Frequently Asked Questions
What are the main market trends affecting the sale of GI & Hepatology practices in South Dakota?
The market for GI practices in South Dakota is influenced by national trends of market consolidation and rising patient demand due to an aging population and updated cancer screening guidelines. Additionally, there is a projected shortage of gastroenterologists, making established practices valuable assets for buyers seeking a strategic foothold in the region.
How do ancillary services impact the valuation of a GI & Hepatology practice?
Ancillary services like in-house ambulatory surgery centers (ASCs), anesthesia, pathology, or infusion therapy can significantly increase a practice’s profitability and valuation. ASCs are especially valuable due to their high-margin facility fees and proposed CMS reimbursement increases of 7-9%. Practices optimizing ancillary services typically command higher valuations.
What factors do buyers consider when determining the value of a GI & Hepatology practice?
Buyers look beyond revenue and focus on adjusted EBITDA, reflecting the practice’s true cash flow. They consider risk factors such as reliance on the owner, presence of multiple associate providers, and inclusion of profitable ancillary services like an ASC. These factors influence the valuation multiple applied to adjusted EBITDA, affecting the overall enterprise value.
What is the typical process for selling a GI & Hepatology practice in South Dakota?
The sale process involves several stages: (1) Preparation and valuation to analyze financials and identify value drivers, (2) Confidential marketing targeting qualified buyers, (3) Negotiation of offers including price and terms, and (4) Due diligence and closing with thorough review to prevent last-minute renegotiations.
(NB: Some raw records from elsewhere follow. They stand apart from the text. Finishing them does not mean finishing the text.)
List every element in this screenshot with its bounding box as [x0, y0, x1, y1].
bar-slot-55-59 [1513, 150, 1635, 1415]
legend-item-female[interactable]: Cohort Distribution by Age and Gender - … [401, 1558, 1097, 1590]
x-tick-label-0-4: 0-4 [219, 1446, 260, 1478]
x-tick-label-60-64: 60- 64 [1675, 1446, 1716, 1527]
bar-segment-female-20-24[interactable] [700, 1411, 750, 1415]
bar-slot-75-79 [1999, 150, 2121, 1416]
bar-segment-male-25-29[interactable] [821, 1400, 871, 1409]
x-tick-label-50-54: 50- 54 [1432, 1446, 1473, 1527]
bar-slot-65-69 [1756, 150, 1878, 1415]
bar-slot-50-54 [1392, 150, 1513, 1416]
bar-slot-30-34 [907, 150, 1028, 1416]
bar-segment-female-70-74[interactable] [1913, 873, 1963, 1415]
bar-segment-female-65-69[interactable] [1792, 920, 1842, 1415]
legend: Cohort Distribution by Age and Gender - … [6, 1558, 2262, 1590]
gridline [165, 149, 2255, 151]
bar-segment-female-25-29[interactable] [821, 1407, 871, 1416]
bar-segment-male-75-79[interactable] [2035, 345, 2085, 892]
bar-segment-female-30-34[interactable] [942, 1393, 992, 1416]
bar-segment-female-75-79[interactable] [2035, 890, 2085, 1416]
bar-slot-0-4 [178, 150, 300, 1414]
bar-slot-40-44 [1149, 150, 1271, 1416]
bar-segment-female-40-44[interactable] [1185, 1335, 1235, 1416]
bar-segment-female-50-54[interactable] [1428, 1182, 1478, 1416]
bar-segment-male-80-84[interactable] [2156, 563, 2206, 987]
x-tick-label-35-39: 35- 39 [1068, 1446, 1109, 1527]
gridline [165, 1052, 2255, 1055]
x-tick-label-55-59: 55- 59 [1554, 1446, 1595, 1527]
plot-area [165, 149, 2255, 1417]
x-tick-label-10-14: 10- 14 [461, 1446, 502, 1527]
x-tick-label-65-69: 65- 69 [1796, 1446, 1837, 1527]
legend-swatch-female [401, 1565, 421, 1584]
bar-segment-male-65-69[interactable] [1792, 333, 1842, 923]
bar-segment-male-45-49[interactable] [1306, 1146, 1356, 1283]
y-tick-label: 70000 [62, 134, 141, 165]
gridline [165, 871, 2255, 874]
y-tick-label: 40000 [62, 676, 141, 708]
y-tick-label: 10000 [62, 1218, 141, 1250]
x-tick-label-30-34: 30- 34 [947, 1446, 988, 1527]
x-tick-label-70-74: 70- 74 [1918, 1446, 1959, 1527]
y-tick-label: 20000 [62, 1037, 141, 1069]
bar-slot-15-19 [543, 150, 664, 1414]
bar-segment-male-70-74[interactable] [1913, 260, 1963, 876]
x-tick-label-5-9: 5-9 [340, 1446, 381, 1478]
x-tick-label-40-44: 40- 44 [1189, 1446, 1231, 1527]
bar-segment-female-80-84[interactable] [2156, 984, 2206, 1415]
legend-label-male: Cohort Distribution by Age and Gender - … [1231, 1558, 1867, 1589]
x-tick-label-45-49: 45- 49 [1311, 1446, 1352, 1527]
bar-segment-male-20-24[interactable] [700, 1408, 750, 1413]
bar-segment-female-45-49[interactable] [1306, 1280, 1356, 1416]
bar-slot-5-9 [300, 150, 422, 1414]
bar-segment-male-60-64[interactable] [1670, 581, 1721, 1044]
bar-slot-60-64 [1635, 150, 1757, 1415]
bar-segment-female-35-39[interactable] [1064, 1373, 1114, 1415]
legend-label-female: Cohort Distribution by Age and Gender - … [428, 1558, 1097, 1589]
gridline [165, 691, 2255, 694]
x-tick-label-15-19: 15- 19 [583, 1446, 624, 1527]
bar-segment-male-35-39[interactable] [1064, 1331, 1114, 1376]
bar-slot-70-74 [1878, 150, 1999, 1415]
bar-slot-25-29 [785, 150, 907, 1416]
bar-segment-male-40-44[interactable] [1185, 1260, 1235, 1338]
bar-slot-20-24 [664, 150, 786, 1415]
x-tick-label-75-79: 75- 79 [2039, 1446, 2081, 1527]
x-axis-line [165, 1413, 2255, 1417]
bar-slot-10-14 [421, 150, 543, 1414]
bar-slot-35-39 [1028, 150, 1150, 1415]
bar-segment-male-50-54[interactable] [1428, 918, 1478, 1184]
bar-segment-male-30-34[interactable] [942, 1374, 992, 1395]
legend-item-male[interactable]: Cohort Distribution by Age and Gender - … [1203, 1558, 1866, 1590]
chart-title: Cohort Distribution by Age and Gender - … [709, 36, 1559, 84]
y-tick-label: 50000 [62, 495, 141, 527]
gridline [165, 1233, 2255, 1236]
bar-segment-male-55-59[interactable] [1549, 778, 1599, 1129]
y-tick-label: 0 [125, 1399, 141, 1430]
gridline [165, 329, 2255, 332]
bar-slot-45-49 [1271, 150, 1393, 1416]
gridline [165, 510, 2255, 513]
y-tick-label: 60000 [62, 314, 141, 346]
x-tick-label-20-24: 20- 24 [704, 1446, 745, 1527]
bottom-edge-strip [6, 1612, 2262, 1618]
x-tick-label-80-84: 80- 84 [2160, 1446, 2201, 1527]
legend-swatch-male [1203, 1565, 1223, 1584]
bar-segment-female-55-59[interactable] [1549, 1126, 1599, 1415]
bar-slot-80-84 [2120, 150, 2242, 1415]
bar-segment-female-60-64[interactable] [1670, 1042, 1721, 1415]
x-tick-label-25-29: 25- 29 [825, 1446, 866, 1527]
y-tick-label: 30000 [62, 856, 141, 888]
What post-sale options should practice owners consider when partnering with buyers?
Owners should consider the type of buyer: hospital acquisitions typically convert owners to employees focusing on compensation packages, while private equity-backed partnerships often offer larger upfront payments and opportunities to retain equity (20-40%), preserving clinical autonomy and allowing future financial upside from the platform’s growth and eventual sale.